China Plus Published: 2020-05-18 16:19:40
By Digby Wren
Most notable in the flood of media and diplomatic coverage of the global COVID-19 pandemic has been the rising belligerence of the Trump administration’s rhetoric vis-à-vis China. Unsurprisingly, many commentators point to the US administration’s efforts to ‘disguise’ its mismanagement of the COVID-19 crisis that former US president Obama has characterised as an “absolute chaotic disaster.” Other voices focus on the ‘election’ explanation that sees an increasingly desperate Trump attempting to reopen the economy in order to convince his ‘base’ that he is a ‘wartime’ leader conquering a ‘silent’ enemy and punishing its supposed source, China. However, a third deeper ‘convergence’ analysis points to both the ‘disguise’ and ‘election’ motivations and their connection to an unfolding series of severe structural shocks to the US economy.
1. The unprecedented plunge in global oil prices. The subsequent demand destruction and supply surplus exposed how high cost US shale oil, which employs millions of US citizens in its long supply chains, is only profitable when artificially high oil prices are maintained via disproportionally high Saudi output combined with crippling oil sanctions and political subversion activities against Iran, Libya, Russia and Venezuela.
2. The precipitous NYSE descent to pre-Trump levels and the continuing injection of trillions of dollars of stimulus directed largely to corporations and the purchase of bonds including ‘junk’ bonds. One critical consequence is the rapidly expanding ‘gap’ between the real economy and the stock market on the back of the unprecedented and continuing injections of liquidity since Trump was elected in 2016.
3. The almost complete decimation of the travel sector and airlines and its flow-on effects to banks, equities and hedge funds, most notably the $50 billion loss by legendary investor Warren Buffet’s Berkshire Hathaway. The Boeing 737 Max fiasco, aircraft order cancellations, sky-high government financial support and airline bankruptcies presage a global restructuring of airline travel and aircraft manufacturing.
4. Historic unemployment numbers which have rocketed from the official 3% to over 15% in a mere eight weeks exposed the fragility of Donald Trump’s “best economy ever” hyperbole. One immediate effect is that US poverty levels could rise from 14.7% to reach 18.9%.
In China, however, financial markets and the Yuan have demonstrated remarkable stability. Of course, China was the first to be exposed to the devastating effects of COVID-19. Unlike the EU, US and Japan, it is emerging relatively quickly from its successful containment of the Coronavirus. China has been preparing for a major shock to its economy since president Xi Jinping referenced a ‘New Long March’ in 2019 referencing US bipartisan demonization of China and the Trump administration’s visceral pursuit of financial and technological impediments to China’s economic growth.

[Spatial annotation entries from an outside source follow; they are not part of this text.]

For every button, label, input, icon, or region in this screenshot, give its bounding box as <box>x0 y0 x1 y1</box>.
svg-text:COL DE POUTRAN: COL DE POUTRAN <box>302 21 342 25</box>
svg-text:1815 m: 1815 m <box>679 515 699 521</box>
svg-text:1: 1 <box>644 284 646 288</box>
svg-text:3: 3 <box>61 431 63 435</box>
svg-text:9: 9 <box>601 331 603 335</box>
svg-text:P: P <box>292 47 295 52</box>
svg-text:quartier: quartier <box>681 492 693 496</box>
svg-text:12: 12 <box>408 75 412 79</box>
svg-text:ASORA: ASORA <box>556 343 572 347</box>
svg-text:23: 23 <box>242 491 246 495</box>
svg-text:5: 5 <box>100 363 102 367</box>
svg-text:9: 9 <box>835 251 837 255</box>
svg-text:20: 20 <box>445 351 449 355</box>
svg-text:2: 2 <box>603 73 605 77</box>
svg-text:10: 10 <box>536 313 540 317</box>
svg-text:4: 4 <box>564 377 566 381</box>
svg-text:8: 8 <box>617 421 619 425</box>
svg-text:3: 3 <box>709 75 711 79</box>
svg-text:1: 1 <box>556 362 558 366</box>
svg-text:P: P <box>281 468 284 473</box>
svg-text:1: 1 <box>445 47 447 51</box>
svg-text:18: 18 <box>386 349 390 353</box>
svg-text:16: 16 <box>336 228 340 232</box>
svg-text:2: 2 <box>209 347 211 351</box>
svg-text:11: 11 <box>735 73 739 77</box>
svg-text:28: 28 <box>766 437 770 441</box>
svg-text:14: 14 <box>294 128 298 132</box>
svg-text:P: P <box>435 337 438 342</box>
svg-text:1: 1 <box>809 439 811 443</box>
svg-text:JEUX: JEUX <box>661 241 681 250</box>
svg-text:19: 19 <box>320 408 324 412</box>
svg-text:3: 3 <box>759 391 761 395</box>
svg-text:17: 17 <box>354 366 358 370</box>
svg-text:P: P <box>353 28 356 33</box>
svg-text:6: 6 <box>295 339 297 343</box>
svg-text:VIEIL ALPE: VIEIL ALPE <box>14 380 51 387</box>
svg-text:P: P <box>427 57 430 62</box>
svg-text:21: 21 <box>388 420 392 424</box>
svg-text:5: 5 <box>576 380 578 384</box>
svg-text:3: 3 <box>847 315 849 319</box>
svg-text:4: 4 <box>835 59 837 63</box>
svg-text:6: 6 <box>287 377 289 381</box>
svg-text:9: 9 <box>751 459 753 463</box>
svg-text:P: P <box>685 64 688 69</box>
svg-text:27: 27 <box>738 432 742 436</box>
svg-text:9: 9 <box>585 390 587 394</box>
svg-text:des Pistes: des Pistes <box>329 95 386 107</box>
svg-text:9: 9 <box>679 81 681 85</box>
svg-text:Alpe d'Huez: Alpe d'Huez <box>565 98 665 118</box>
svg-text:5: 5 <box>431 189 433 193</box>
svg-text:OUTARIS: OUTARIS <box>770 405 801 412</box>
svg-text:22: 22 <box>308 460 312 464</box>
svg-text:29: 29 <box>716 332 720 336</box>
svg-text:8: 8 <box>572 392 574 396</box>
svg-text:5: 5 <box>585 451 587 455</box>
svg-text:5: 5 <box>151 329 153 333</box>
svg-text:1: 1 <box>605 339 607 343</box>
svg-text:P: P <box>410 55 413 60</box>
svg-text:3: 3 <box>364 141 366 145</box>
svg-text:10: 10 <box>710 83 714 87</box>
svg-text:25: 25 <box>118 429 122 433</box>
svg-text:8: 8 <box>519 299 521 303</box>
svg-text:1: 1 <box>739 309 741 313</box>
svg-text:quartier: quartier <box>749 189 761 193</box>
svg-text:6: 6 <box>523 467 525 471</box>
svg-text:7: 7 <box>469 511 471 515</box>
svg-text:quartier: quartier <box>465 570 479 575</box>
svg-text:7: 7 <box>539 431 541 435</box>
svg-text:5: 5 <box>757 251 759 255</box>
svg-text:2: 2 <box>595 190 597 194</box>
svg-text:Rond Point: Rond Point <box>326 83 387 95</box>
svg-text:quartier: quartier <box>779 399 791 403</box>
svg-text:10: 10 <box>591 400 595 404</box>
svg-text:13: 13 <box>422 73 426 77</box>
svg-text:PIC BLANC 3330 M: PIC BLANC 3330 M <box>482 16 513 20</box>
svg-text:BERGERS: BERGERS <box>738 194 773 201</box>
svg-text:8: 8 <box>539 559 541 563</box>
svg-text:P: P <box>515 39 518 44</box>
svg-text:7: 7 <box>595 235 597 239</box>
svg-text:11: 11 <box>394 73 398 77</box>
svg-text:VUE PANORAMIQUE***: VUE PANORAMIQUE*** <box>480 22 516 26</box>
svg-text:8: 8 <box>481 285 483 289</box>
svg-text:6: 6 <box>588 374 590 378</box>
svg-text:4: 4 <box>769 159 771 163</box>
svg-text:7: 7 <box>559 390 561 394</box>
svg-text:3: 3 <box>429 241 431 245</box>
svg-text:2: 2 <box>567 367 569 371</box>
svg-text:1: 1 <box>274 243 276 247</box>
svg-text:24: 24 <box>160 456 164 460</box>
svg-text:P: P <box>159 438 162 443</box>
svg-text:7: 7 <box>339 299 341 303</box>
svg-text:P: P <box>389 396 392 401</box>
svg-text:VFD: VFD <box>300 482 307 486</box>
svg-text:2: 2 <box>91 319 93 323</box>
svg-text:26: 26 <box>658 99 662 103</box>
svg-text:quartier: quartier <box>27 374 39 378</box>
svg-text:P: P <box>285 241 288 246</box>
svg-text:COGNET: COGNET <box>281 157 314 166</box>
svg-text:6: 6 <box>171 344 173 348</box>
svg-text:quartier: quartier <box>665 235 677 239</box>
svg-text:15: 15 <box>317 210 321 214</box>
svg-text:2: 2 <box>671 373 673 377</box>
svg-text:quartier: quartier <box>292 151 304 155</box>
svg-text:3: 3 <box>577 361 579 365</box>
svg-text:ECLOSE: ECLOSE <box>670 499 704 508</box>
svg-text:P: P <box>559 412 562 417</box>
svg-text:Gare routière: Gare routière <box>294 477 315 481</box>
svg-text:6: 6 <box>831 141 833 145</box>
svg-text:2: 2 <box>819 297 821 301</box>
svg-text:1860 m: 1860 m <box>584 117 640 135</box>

Gradually, municipal and provincial authorities are opening social and retail activity and domestic travel, while Beijing is stimulating domestic consumer demand, deepening reform and opening up and supporting BRI partner projects and production capacities.
The upcoming Two Sessions will provide long-term guidance on the Chinese government’s continuing responses to the unprecedented 6.8% GDP decline of Q1 2020 and how China can leverage its status as the first major economy to emerge from the pandemic. Current stimulus packages are focused on supporting capital investment into future drivers of the economy such as 5G and IoT, tele-health, cashless economy and accelerating the transition of hundreds of SOE’s into mixed ownership. However, as the ongoing Phase 1 trade arrangements, Huawei fiasco, entity list expansion, journalist visa restrictions and other politically motivated trade and technology threats demonstrate, the Trump administration is not only becoming increasingly desperate in the lead up to the November 2020 presidential election, but also pursuing a decoupling of its economy from global supply chains in order to further prosecute its ‘whole of government’ strategy to reverse the ‘loss of China.’
Just how the increasingly volatile Trump administration balances a looming election, historic unemployment, a widening gap between the real economy and stock market highs, the deliberate weakening of multilateral organisations, military and political antagonism in the Gulf, Caribbean and Western Pacific and the critical need for cooperation with China on a ‘trade war’ victory, supply chain nationalism and a return to the ‘world’s best ever economy’ is unclear.
The fundamental political, economic and social structural flaws of the US, however, are clearly exacerbated by the Trump administration’s inept economic governance and diplomacy. Increasingly, it is the US economy that relies on China’s economic stability, wealth creation, manufacturing prowess and massive consumer market. In the face of the US response to the global COVID-19 pandemic, the lesson for the EU, ASEAN, Gulf countries, Africa and Latin America is clear; US debt financed domestic growth and the global economic volatility manifested in its unilateral and weaponised approach to global security, trade, financial markets, technology and science are the greatest threats to global prosperity and security.
Note: Digby Wren, Deakin University, is a visiting international relations scholar at Sichuan Normal University, Chengdu, Sichuan, and Soochow University, Taipei, Taiwan. The article represents the author’s own views.